Last week the NPL Centre for Carbon Measurement held the first Scottish Environmental Technology Verification (ETV) Workshop. The ETV workshop was held at the Edinburgh Centre for Carbon Innovation in collaboration with Scottish Enterprise, Highlands and Islands Enterprise, Scottish Environmental Protection Agency and WRc. The workshop was attended by 50 delegates including low carbon tech SMEs, policy makers, end users and academia.
ETV is a three year pilot programme aimed at helping innovative environmental technologies reach the market. Often novel technologies lack industry standards and a ‘track record’ which investors require in order to finance commercial scale take-up. ETV aims to bridge the gap between market ready technology and investor confidence by providing a third party verification statement explain the technology ‘does what it says on the tin’.
The aim of the workshop was to raise awareness in Scotland, about this new EU wide verification scheme. The day kicked off with presentations from the two verification bodies in the UK (NPL and WRc), explaining principles of ETV, including eligibility requirements for technologies as well as the types of technologies included in the pilot programme.
- Must show innovation
- Must be less environmentally harmful than relevant alternative technologies
- Must be ready for market (and facing investment barriers)
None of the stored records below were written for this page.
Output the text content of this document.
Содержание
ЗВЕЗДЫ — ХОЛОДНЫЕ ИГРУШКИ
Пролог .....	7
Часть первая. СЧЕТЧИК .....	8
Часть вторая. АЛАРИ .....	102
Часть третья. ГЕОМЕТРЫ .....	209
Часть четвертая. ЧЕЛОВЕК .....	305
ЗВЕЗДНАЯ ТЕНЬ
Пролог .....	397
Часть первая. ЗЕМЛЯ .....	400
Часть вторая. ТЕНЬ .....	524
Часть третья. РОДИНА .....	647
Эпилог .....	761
- Must be in technical scope
- Water treatment and monitoring (WRc)
- Materials, waste and resources (WRc)
- Energy technologies (NPL)
Jane Burston, Head of the Centre for Carbon Measurement, chaired a panel of ETV stakeholders including end users from the waste, water and energy sectors, an ETV test body and an SME currently undertaking ETV.
Richard Allan (former chief scientist at Scottish Water) highlighted the importance of early engagement with end users when developing new technologies. This, he said, ensures manufacturers get the most of testing and verification and ensure it meets the end user requirements.
John Bingham, Director at Energy Technology Centre (ETC), gave examples of low carbon technologies ETC have worked with, such as electric vehicles and renewable technologies, that would benefit from a third party assurance scheme such as ETV.
Andy Trewin, Optimmersion Specialist at Energeno, then rounded of the panel discussion by sharing experiences from an SME perspective, where competitors make un-verified claims that make it hard to gain a competitive edge. Energeno are undertaking ETV to prove their technology works at a higher performance than other similar technologies on the market, enabling a larger market share for a novel technology that doesn’t have the support of industry standards.
The final session of the day focused on how ETV works in practise. NPL and WRc took the audience through the ETV process, examples of performance claims that could be verified under the scheme and estimates on the possible cost of ETV to an SME.
The session was finished off with a presentation from Bruce Ainsley, Innovation Manager at Scottish Enterprise, who focused on the support available to Scottish SMEs wishing to carry out ETV.